Depreciable amount and salvage value
Depreciable amount is the difference between cost and salvage value. Depreciable amount of an item of PPE is depreciated over its useful life.
Depreciable amount = Cost* – Residual Value
* If revaluation model is being followed, then it will be cost or revalued amount instead of cost in the above formula.
Salvage value or residual value is the value of an item of PPE that an entity expects to fetch at the end of its useful life. With the passage of time and with the usage of an item of PPE over its useful life, it tends to lose value because of normal wear and tear. However, it does not necessarily mean that the asset’s value will be zero at the end of its useful life. Quite often, they are sold or scrapped for some consideration. This value at the end of its useful is called salvage value, and determining it requires management’s estimation.
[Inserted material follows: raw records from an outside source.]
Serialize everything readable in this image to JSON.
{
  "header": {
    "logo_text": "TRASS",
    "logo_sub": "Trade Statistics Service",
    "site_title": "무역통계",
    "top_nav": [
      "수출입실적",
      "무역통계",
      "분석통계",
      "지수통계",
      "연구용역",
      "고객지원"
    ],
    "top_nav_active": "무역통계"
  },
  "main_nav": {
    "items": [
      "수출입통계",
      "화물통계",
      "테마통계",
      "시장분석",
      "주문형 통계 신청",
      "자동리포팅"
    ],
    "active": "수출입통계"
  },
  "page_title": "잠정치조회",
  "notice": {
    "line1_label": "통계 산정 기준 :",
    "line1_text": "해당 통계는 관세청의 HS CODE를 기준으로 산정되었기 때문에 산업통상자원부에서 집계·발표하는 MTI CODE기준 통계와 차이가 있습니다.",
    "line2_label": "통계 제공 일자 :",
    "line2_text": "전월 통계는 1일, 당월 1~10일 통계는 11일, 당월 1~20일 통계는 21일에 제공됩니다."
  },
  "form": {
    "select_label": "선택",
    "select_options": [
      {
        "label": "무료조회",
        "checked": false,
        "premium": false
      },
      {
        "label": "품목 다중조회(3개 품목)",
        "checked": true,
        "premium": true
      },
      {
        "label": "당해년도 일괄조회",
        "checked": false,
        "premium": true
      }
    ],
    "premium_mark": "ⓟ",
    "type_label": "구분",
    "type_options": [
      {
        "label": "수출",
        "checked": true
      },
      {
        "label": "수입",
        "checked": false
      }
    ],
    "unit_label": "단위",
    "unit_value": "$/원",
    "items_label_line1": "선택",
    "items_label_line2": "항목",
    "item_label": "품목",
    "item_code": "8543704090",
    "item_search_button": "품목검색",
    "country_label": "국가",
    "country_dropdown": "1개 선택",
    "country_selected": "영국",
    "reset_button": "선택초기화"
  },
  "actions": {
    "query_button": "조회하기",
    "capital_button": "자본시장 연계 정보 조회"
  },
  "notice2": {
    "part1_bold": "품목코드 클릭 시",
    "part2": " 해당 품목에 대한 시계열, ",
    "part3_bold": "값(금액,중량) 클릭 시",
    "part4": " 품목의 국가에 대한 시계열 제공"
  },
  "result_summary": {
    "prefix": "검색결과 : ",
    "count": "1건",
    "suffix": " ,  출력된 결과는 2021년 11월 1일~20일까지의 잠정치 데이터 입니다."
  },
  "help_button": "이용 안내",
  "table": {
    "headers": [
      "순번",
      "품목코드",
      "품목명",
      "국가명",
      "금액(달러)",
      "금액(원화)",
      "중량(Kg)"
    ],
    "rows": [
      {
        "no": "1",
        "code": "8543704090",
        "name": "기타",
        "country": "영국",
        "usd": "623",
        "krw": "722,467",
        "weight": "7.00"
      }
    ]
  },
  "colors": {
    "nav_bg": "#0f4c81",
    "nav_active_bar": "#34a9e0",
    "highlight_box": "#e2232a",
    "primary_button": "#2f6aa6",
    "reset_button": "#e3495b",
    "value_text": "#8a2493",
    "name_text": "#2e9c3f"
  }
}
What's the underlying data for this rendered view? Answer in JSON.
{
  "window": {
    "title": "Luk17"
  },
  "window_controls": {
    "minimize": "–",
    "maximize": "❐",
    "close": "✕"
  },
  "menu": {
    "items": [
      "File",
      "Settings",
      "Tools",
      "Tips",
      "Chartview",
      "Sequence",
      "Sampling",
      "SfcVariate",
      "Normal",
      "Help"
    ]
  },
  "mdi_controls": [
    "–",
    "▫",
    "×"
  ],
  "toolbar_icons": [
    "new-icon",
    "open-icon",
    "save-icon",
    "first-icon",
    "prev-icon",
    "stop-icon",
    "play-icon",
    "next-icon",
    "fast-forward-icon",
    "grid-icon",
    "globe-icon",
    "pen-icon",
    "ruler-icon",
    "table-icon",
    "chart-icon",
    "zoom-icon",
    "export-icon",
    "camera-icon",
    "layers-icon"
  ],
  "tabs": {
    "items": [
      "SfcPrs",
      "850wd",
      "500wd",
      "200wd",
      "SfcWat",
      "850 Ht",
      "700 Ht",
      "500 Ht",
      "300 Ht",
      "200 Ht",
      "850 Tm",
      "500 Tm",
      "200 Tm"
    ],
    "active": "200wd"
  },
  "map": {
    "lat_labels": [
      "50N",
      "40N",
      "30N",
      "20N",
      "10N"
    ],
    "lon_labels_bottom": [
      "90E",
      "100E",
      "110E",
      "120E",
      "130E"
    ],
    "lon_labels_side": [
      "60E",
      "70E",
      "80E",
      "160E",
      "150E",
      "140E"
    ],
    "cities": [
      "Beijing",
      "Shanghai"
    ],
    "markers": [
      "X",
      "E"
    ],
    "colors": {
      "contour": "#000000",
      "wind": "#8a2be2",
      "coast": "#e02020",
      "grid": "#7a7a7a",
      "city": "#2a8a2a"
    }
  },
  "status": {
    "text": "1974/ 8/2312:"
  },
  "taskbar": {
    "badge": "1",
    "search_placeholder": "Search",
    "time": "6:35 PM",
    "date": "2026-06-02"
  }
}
Management should review its salvage value estimates of PPE at the end of each reporting period. If new information suggests that salvage value needs to be revised, it is accounted for prospectively i.e. revised depreciable amount of PPE at the date of revision is depreciated over its remaining useful life. No adjustment is made to prior years’ numbers.
During impairment testing, recoverable amount of PPE is required to be calculated which is the higher of the following:
- Net realizable value i.e. fair value less cost to sell
- Value in use
Determining fair value of PPE for calculation of net realizable value often involves significant assumptions and management’s estimates. Similarly, determining value in use involves estimating future cash flows associated with the asset and discounting them to calculate present value of estimated future cash flows. In all these areas where management’s estimates are required, management of the business should be objective and make unbiased estimates which are reasonable and justifiable.